Nous devons aujourd’hui apporter quelques rectifications à ce que nous avons écrit alors du totémisme et du sacrement totémique. Les réserves que nous avons formulées à cet égard n’ont rien de commun avec l’horreur que ce mot a éveillée chez certains esprits[2]. Nous ne connaissions en 1898, de totémisme véritable qu’en Australie et dans l’Amérique du Nord. Depuis lors, les ethnographes ont multiplié les preuves de son existence et les raisons de croire à sa généralité.

  1. Rob.

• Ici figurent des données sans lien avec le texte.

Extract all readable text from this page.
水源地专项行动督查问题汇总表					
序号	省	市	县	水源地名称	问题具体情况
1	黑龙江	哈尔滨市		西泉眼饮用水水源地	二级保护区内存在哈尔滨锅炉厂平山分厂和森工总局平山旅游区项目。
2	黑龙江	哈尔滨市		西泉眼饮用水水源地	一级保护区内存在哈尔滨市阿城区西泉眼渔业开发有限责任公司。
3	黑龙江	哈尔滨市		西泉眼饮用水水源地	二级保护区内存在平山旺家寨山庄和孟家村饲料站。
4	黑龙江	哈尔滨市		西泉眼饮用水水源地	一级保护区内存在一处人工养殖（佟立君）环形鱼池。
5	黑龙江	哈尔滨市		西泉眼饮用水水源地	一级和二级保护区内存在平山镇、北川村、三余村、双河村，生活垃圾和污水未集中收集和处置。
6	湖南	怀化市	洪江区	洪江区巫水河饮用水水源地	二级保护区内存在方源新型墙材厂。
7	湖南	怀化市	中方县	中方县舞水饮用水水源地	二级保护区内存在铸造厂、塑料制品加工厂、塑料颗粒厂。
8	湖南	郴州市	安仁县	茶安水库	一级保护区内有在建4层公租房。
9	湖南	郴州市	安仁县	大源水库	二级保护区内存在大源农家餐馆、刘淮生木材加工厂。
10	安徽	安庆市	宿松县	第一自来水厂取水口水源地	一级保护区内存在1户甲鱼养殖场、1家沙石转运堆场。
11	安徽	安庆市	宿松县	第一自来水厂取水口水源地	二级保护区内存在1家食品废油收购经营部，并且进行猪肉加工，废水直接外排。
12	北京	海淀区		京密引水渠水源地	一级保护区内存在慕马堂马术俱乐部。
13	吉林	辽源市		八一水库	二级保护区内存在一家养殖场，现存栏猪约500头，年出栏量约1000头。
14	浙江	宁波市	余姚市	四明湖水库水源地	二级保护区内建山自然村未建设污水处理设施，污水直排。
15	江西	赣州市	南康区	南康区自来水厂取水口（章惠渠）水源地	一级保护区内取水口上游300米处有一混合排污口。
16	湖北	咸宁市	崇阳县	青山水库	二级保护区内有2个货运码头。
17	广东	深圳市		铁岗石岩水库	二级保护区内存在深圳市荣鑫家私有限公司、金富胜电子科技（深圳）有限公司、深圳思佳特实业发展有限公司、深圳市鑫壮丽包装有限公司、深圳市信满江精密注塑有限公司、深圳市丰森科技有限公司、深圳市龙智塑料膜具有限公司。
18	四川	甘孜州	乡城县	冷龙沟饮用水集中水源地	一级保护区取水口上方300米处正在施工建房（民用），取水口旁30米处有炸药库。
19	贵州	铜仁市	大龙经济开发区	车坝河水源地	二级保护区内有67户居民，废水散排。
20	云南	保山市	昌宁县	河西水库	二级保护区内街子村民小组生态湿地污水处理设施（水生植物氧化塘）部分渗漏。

Smith, Religion of Semites, p. 281 sq., 338 sq.
  2. J. Toutain, L’Histoire des religions et le Totémisme, à propos d’un livre récent, Revue de l’Histoire des Religions, 1908, t. LVII, p. 331. Le livre récent est celui de M. Renel, Cultes militaires de Rome : les Enseignes, 1903. M. Toutain le rajeunit en l’appariant aux volumes de mélanges, publiés par M. S. Reinach, sous le titre de Cultes, Mythes et Religions, à partir de 1905. M. Toutain (p. 350) fait son profit, sinon des réserves dont nous parlons ici, du moins de celles que l’un de nous a faites ailleurs dans l’Année sociologique (t. IV, p. 164). Nous les avons plusieurs fois répétées (Année sociologique, t. VIII, p. 234 ; t. IX, p. 248, Note sur la nomenclature des phénomènes religieux). Il semble cependant vouloir nous opposer à nous-même, ou plus exactement à notre maître, M. Durkheim.